С тех пор я не могу избавиться от привычки на каждой фотографии, пусть даже на поляроидной, сделанной двадцать секунд назад, выискивать тех, на ком придется вырезать крестики через пять, десять, ну четырнадцать лет. Каждый раз мне делается так больно, как будто я сжимаю лезвие ножниц слишком сильно. Не хочу я видеть эти фотографии, не могу, особенно потому, что всегда зафиксированы на них идеализированные моменты, такие, когда все вместе, и бодры, и веселы, и что-нибудь прекрасное происходит — или все готовы делать вид, что происходит. А я всегда помню, что через час или два упадет занавес, все вернутся из этого именинного, новогоднего, рождественского великолепия в свое серое, сырое, каждодневное, а некоторые и падения занавеса не дождутся, две-три рюмки и неуместные слезы на кухне, «Анечка, прости что я порчу тебе праздник», — не могу я.
И не только люди — ситуация, я же говорю — посмертная маска. Вот когда начали уезжать — туда, к вам, — начали слать фотографии, и все, понятно, показывали красивую американскую жизнь — помню, как Милка, мамина подруга, сидела в неестественной позе, чтобы хорошо было видно кулончик, а на самом деле было видно совсем не ее, а тетю Наташу, они тут жили через два дома друг от друга, а познакомились только там, в Сан-Франциско. И вот на этой фотографии Милка сидела в самом центре, вывернувшись (муж ее, Лева, стоял с камерой у торца стола, и маленькие красные цифры — дата — внизу кадра тоже были из той, американской, эмигрантской «роскоши»). Но все равно ее не было видно, хотя фотография была резкой, четкой, — а было видно тетю Наташу, стоявшую с левого края, почти боком к камере, и смотревшую мимо кадра, и я не понимал тогда, почему, и только потом, когда уже занялся нынешним своим ремеслом всерьез и надолго, узнал сам, из собственного опыта, который, кстати, предпочел бы не помнить так хорошо, что на снимках в центре оказывается тот, кого любит камера, даже если он оказывается за кадром — и значит, мамины подозрения насчет Наташи и Левы и неслучайности этого удивительного знакомства бывших соседей в центре города Сан-Франциско, подтвердились. Но, возвращаясь назад, — в какой-то день мама достала из еще чьего-то письма еще какие-то фотографии, а там все за столом, и перед ними такие цветные бокальчики.
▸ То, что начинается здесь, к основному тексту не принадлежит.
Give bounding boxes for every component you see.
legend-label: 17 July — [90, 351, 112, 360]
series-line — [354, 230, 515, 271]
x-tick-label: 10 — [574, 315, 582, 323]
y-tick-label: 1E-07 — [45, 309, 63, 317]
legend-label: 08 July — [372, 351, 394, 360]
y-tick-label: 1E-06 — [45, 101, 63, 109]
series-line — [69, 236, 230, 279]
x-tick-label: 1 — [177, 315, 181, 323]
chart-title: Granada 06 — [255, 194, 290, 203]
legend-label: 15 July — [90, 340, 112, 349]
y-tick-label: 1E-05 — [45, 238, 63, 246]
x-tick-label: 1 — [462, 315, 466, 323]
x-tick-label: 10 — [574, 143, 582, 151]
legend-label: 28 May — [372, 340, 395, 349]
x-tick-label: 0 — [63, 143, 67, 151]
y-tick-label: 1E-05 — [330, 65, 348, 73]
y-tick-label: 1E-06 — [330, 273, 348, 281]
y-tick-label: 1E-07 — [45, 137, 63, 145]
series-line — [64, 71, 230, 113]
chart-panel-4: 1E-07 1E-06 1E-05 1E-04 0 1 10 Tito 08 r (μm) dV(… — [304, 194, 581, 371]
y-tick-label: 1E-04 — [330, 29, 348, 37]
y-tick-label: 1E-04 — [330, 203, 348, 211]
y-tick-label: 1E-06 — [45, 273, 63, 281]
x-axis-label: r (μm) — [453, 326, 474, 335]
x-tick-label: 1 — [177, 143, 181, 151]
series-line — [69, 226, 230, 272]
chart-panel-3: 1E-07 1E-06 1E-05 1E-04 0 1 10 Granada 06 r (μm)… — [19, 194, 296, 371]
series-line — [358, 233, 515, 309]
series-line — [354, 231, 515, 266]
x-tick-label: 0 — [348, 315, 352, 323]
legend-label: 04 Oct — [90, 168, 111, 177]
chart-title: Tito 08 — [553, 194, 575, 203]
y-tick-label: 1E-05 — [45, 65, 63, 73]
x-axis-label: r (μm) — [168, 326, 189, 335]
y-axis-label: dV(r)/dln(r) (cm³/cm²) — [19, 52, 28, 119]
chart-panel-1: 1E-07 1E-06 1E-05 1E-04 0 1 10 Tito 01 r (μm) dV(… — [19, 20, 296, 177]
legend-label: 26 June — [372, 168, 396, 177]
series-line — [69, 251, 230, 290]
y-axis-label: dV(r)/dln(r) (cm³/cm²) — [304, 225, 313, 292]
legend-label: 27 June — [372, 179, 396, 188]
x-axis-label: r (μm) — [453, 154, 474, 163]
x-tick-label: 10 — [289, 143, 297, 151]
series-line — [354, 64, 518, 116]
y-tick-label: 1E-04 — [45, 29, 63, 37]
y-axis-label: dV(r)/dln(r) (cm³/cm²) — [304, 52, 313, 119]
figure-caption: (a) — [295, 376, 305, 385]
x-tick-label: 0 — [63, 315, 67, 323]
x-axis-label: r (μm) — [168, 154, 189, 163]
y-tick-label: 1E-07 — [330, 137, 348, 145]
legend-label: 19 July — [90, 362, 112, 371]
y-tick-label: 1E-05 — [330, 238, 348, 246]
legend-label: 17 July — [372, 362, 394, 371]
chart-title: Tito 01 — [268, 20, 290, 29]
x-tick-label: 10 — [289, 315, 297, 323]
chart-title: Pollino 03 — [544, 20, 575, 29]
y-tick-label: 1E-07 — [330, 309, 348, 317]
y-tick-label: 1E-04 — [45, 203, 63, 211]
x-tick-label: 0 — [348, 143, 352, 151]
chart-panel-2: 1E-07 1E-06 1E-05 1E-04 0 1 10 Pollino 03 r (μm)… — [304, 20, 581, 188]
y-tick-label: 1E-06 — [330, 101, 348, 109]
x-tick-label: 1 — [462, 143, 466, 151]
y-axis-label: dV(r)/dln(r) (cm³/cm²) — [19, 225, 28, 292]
Я представил себе, что вот аппарат щелкнул — и тут кто-то говорит: «Ну теперь мне, наконец, можно в туалет?» — встает, задевает скатерть, стаканчик летит вниз, обливает его штаны Пепси-колой, падает, бьется, — и все, понимаешь, ситуация, которая была секунду назад, которая осталась вот в этом кадре — она не-вос-пол-ни-ма, хотя все еще — здесь, все еще — живо, но стаканчик… и все. И все.
Это я не знаю, чего разошелся, аж пальцы болят, извини меня, вот и сявочки убежали. Но это у меня, понимаешь, тема. И профессиональная, и так, вообще. Потому что у меня как в «Гарри Поттере», все эти бытовые фотографии, — они не картинка, и даже не движущаяся картинка, нет, а иначе: срез момента. Мне кажется, что в них остается и вкус, и запах, и какие-то тактильные вещи — такие же крошечные, такие же сиюсекундные, как визуальный образ, но мы не умеем их видеть, и иногда, скажу тебе честно, я даже думаю, что, может быть, тот лишний удар сердца, который мы получаем, когда смотрим на них, десяти-, двадцати-, тридцатилетней давности — это не отсюда, но оттуда, тот удар сердца фотографа, на который приходится кадр, и я искренне думаю иногда, что убереги меня, конечно, Господи, ото всех ударов, но особенно вот от этого. Поэтому я фотограф зданий и статуй, облаков, закатов и прочих неживых предметов, естественной среды обитания — мертворожденной, от рождения мертвой.
Ужас какой, сколько я накатал, прости меня, видно, не выспался, и сявочки эти с их мыльницей, и вообще. Я, между тем, работать из-за света могу только рано утром и на закате, а все остальное время могу только думать и бродить. И ты тут, насколько это возможно при том, что ты там, и я все время говорю с тобой, все время, вчера в чайной на стене туалета обнаружил надпись на английском: SHE CAN HEAR YOU, — can you?
Извини меня, мне самому стыдно за свою болтливость. Я хотел бы сказать: «целую», хотел бы сказать: «обнимаю», говорю: «не болей, не грусти, не беспокойся».